Le principali differenze giuridiche tra le pubblicazioni di carattere scientifico (art. 33 comma I della Costituzione) e quelle strettamente attinenti all’espressione del libero pensiero (art. 21 comma I della Costituzione).

Palma Giuseppe 11/06/13
Scarica PDF Stampa

Quando la pubblicazione di un libro o di un articolo deve essere considerata di carattere scientifico – e quindi rientrante nella totale insindacabilità sancita dall’art. 33 co. I della Costituzione –, e quando invece deve essere considerata il mero frutto dell’espressione del proprio libero pensiero – e quindi rientrante nella cornice delineata dall’art. 21 co.
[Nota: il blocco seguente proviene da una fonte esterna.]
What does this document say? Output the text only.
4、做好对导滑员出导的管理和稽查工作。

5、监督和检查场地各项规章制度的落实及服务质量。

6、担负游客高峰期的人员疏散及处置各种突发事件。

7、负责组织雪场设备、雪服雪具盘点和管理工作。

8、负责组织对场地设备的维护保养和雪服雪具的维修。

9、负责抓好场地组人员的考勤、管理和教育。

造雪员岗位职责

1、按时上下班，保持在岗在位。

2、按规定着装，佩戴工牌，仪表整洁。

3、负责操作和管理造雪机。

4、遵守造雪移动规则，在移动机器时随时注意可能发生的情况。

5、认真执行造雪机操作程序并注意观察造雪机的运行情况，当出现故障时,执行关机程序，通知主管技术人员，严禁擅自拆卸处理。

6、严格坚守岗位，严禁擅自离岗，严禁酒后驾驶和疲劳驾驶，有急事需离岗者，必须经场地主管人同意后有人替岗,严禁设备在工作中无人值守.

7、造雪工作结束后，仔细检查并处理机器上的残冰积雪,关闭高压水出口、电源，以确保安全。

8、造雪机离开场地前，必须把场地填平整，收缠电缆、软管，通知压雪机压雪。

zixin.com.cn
I della Costituzione e soggiacente al limite di dover “dire la verità” – ?

Il problema si pone spesso nell’ambito di quelle pubblicazioni il cui contenuto è suscettibile di aspre critiche o contestazioni – soprattutto sulla base dell’argomento trattato -, per cui il contenuto stesso potrebbe ledere i diritti altrui ovvero potrebbe non essere accettato dalla comunità scientifica di riferimento, la cosiddetta “cultura ufficiale”, sempre che di “cultura ufficiale” si possa parlare quando si vive in uno Stato libero e democratico.

Mi sono posto il problema principalmente dal punto di vista di quelle pubblicazioni – libri, articoli o qualsivoglia altra forma di pubblicazione – aventi ad oggetto argomenti particolarmente “spinosi” per i quali – ed è una realtà sotto gli occhi di tutti – la “massa” non è disponibile ad accettare le tesi difformi da quelle considerate “ufficiali” dalla comunità scientifica di riferimento.

Premesso che uno dei principi fondamentali su cui si fonda il nostro ordinamento giuridico è quello della libertà di pensiero e di espressione dello stesso (art. 21 co. I della Costituzione), vi sono taluni aspetti – tutt’altro che secondari – che meritano di essere affrontati. Innanzi tutto è opportuno rispondere alla seguente domanda: l’Autore di un libro o di un articolo può essere tradotto dinanzi all’Autorità Giudiziaria (sia essa penale o civile) per rispondere del contenuto di quello che ha scritto? La risposta è senza dubbio affermativa (e di esempi ce ne sono tanti). Considerato quindi che ciò è possibile, su quali elementi l’Autorità Giudiziaria deve decidere? Può un giudice entrare nel merito dell’espressione del libero pensiero dell’Autore?

L’Autorità Giudiziaria deve innanzi tutto stabilire se il testo del libro o dell’articolo presenti i connotati formali di scientificità. Il giudice, pertanto, “ha il solo compito di stabilire la natura scientifica dell’opera, nella sua rigorosa formalità, per il metodo, lo stile ed il contenuto: dato, quest’ultimo, da recepire nella sua formale rappresentazione, senza pretesa di verifica alcuna dell’ipotesi scientifica, non consentita nella sede giudiziaria” (Cass., Sez. V, 24 febbraio 1994, Guarducci).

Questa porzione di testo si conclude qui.